This film by Thomas Vinterberg and starring Mads Mikkelsen-most recognisable for his role as Bond villain Le Chiffre in Casino Royale- may be set in the build up to and around Christmas but it contains little of the festive cheer or feel-good sentiment usually associated with this season. This however does not diminish its poignancy or its relevance in the wake of the recent allegations concerning Jimmy Savile’s proclivities and the fall out which then ensued including a media storm whipped up into frenzy and series of false accusations levelled at innocent parties by gossip on Twitter and fed fuel by the unlikely source of an avenging wimpy silver haired angel, Philip Schofield. It does however manage because of- rather than despite the lack of- any discernible over sentimentality to emerge as one of the best and most moving films of the year.
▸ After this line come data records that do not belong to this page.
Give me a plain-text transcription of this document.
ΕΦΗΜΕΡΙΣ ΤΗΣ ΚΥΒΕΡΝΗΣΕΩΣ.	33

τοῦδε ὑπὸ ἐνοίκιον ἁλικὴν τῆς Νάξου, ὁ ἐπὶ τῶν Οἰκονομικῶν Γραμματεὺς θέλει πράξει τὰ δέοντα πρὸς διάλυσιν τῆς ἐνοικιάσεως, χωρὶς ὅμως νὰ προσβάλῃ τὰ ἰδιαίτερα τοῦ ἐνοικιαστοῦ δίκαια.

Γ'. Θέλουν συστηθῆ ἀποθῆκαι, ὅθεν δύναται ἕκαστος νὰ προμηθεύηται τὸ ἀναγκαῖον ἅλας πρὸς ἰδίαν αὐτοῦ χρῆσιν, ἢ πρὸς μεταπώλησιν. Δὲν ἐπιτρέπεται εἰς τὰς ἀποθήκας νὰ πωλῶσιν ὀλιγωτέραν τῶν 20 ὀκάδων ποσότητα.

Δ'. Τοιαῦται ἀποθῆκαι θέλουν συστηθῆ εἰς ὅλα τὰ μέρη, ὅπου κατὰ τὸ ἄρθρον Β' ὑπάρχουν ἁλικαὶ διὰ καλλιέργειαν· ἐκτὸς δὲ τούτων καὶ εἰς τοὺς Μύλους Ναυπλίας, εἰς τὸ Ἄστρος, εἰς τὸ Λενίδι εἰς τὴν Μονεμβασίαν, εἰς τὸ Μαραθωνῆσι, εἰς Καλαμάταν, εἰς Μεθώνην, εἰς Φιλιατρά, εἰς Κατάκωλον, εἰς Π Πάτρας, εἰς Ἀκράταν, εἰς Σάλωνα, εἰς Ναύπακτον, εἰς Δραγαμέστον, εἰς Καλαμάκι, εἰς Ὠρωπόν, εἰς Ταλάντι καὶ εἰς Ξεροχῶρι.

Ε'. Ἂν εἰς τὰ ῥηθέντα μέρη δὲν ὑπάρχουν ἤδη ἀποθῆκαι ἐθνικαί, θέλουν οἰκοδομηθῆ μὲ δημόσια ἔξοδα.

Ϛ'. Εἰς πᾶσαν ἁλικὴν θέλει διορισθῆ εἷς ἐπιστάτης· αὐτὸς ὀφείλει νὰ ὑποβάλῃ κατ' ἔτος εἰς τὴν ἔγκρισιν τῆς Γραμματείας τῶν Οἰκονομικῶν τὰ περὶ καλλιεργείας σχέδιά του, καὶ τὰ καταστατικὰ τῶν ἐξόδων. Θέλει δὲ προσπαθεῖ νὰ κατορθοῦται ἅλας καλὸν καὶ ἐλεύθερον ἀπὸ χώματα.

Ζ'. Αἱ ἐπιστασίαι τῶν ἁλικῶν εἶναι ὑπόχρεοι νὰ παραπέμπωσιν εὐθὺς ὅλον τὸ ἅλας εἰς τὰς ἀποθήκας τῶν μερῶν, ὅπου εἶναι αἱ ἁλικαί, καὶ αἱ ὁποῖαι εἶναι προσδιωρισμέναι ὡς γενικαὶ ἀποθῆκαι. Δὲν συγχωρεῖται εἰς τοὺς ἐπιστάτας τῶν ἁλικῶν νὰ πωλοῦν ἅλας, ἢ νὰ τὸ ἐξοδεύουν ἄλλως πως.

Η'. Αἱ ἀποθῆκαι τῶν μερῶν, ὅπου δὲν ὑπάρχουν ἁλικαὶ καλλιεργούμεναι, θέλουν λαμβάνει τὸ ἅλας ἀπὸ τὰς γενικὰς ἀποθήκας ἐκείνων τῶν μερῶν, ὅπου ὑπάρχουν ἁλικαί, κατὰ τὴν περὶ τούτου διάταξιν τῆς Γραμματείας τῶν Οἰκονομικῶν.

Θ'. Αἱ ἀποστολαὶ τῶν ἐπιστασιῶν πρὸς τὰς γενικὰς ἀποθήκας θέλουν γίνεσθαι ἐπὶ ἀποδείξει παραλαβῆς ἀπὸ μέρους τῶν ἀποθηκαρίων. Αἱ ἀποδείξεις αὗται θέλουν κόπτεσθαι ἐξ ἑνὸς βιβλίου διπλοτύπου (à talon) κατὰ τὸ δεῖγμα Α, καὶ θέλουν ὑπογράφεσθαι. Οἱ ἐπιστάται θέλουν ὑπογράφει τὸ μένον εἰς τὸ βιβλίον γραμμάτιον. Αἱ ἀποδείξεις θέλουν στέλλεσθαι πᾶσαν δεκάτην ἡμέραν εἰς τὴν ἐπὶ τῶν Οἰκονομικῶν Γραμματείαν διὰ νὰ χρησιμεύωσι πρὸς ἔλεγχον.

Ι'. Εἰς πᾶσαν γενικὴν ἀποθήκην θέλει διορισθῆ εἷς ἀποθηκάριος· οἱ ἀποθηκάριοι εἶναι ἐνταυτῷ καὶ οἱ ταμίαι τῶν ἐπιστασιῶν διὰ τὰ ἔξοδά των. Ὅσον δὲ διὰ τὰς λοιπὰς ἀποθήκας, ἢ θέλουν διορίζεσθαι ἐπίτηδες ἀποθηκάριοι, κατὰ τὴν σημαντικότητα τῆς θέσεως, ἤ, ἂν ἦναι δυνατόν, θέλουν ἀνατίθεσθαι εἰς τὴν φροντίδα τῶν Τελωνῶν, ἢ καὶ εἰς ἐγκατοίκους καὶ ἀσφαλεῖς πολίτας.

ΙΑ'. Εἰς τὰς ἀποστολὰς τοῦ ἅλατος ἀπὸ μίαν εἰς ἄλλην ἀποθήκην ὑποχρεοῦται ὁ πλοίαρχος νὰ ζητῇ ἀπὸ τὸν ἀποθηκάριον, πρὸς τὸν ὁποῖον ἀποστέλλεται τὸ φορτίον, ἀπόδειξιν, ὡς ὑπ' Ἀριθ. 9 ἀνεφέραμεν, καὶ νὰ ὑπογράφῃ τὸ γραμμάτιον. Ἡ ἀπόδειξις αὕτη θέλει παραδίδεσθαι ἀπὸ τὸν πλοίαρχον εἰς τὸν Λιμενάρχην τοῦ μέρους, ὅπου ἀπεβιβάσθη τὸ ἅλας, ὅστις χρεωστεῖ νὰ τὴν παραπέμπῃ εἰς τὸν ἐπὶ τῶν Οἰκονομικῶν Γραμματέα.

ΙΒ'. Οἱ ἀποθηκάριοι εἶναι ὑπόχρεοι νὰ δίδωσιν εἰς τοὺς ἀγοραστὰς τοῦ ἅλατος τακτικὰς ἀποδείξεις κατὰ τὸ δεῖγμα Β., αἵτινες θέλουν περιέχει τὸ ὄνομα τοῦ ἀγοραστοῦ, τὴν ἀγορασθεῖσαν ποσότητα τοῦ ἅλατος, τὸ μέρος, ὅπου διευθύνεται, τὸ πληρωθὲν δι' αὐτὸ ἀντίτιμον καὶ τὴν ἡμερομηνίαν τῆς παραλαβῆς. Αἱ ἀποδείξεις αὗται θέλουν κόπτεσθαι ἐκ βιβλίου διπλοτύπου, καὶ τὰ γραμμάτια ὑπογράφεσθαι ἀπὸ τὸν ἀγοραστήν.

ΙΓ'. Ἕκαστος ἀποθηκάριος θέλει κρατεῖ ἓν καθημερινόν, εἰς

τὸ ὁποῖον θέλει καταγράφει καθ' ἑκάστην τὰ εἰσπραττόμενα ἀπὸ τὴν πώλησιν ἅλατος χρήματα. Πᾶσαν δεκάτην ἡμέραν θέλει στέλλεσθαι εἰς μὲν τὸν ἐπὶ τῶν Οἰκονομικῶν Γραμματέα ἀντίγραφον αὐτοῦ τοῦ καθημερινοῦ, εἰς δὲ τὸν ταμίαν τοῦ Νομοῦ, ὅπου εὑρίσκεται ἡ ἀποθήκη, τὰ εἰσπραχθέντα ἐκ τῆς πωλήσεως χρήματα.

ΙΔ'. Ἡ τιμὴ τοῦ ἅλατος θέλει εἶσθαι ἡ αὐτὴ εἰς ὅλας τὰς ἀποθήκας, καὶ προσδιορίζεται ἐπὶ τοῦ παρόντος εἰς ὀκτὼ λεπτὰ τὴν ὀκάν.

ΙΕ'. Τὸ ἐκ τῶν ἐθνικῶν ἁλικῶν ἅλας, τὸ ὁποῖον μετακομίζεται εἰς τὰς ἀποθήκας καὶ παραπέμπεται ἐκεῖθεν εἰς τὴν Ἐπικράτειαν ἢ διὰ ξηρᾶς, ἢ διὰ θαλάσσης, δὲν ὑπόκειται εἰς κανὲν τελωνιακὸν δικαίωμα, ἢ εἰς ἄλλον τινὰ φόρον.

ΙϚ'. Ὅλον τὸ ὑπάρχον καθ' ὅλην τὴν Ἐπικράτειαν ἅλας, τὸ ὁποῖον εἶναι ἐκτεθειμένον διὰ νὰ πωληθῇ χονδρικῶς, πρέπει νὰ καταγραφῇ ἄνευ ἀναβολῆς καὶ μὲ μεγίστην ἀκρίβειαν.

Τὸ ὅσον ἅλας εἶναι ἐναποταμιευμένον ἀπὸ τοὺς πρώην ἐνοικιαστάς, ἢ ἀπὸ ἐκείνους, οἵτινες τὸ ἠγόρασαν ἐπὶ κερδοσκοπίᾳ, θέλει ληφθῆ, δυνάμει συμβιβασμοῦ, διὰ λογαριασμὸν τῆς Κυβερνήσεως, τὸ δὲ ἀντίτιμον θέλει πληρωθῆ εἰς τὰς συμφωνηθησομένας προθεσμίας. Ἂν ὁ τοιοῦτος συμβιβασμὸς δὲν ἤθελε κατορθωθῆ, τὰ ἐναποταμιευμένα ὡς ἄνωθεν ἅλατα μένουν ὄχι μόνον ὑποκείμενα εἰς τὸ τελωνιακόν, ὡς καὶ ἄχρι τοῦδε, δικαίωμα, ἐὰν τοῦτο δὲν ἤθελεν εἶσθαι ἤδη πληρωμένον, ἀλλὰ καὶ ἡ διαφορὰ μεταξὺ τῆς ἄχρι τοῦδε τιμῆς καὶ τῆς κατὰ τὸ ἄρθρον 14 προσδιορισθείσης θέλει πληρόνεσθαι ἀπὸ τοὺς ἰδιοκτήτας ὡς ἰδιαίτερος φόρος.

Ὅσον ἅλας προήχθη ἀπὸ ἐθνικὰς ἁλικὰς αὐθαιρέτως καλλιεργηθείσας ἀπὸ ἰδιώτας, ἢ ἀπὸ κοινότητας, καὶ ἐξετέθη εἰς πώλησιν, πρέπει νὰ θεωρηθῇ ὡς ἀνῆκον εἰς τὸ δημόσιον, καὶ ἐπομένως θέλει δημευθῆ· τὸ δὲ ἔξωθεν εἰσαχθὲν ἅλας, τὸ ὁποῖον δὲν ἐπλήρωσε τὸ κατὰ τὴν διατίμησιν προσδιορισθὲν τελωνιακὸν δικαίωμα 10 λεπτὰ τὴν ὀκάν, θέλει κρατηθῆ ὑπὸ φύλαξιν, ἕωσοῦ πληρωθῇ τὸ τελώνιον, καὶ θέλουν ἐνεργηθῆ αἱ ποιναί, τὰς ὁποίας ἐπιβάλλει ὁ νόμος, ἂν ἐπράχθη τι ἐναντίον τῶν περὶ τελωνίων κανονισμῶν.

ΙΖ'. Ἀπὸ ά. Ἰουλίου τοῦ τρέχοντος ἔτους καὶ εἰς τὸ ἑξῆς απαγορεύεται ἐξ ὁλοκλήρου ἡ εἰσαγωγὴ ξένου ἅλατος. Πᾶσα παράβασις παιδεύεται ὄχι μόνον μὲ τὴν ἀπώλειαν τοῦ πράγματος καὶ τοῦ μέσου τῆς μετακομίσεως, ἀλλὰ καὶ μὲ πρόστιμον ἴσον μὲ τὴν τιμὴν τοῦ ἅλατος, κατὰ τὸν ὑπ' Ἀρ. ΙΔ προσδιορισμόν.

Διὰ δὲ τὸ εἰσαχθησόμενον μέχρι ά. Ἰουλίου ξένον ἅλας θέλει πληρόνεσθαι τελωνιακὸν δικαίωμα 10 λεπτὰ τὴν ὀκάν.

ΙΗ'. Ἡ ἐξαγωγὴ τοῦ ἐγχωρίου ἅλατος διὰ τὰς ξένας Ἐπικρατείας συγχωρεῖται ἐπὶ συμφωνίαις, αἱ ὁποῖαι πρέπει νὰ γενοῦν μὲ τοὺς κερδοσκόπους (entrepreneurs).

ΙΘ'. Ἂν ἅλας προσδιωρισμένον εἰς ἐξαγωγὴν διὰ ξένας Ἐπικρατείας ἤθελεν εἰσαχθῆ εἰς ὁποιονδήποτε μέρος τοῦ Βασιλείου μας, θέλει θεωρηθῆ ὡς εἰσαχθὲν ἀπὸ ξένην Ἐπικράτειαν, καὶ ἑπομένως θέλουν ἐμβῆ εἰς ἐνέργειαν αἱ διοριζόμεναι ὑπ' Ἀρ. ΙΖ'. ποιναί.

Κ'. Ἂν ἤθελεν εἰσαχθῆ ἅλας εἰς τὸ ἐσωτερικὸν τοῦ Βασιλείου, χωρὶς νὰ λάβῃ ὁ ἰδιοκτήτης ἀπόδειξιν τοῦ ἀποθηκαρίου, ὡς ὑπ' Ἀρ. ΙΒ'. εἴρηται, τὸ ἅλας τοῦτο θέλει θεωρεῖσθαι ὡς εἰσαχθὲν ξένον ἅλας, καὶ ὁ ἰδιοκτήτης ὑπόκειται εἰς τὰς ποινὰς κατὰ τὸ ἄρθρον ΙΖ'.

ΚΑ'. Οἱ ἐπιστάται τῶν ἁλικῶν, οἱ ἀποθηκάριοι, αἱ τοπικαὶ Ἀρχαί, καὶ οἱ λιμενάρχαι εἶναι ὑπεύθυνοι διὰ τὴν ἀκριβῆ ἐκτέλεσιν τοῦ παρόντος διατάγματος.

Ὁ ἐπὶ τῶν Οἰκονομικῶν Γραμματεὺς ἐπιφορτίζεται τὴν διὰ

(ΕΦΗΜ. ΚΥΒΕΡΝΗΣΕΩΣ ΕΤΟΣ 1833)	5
Lucas-Mikkelsen- is a recently divorced teacher who having lost his job has taken on a position at a local nursery in the interim. Keeping himself to himself he is engaged in a constant custody battle over his son but befriends his neighbours and in particular their daughter Klara. Whilst her parents seem to be engaged in never ending battles and her teen brother taunts her Klara feels as ostracised from her surroundings as Lucas and as such forms an attachment to him. It is a normal adult/child relationship and he accompanies her to nursery where their bond strengthens and he provides her with the attention she feels she is lacking elsewhere but Klara misreads these signs.
To his credit Lucas is aware of this attachment and when he feels Klara’s actions are becoming inappropriate he rebukes her explaining that certain emotions should only be expressed with family members. Confused and feeling rejected Klara then informs the head teacher- and Lucas’s boss- that Lucas has sexually abused her. Initially wary of believing the claims she eventually relents and calls in someone to investigate further.
What follows is an extremely uncomfortable scene in which after Klara admits nothing actually ever happened and Lucas is innocent sees the two adults questioning her only then to put words into her mouth and construct a story which ensures they are covering their own backs rather than attempting to get at the truth. At the end of the interview Klara is more confused than ever and doesn’t have the ability or knowledge of how to extricate from a situation which is now out of her control. Meanwhile Lucas is suspended from his job and a police investigation follows whilst he finds himself at the centre of a storm and set of snowballing circumstances he likewise has no control over.
What follows is a life spiralling out of control with the whole town turning against Lucas as the word spreads and several other children allegedly also make claims of abuse. The viewer is never in any doubt concerning Lucas’s innocence however and the allegations against him whilst all consistent in their telling also contain the one consistent fatal flaw which should exonerate him. Meanwhile the two central characters at the centre of this maelstrom, Lucas and Klara, are both equally confused, dismayed and horrified at the situation they have found themselves entrenched in. Klara makes several attempts to state she was wrong in her allegations but no-one seems to be listening as it suits their chosen agenda to carry on thinking the worst.
The Hunt is an astounding film which tugs on emotional strings you never knew you had whilst at the same time eliciting shame that in the same circumstances you may too automatically assume the worst and make rash judgments without knowing the facts or caring for the truth. It is extremely relevant to recent events –the children who also make up stories about Lucas bear more than an accidental passing resemblance to the recent trial by Twitter in this country naming an allegedly innocent man- and shows a community whose primary concern is not deriving the truth but instead more interested in covering their own hides and showing the right amount of moral indignation and sense of righteousness considered right in these situations.
Mikkelsn gives a standout performance which is a million miles away from his Bond role and at the films conclusion the events which have recently clouded his life are still in place and a sense of disillusion and confusion still reign supreme in his psyche. It may not be a film to warm the cockles of your heart but it is certainly one which will awaken your senses and hopefully ensure that making swift judgments without being in receipt of the full facts can be just as damaging as the acts they are perhaps being accused of. It is another outstanding contribution to Danish drama which has been galvanised by the TV series The Killing and like its televisual counterpart a certain sense of doubt remains at its conclusion.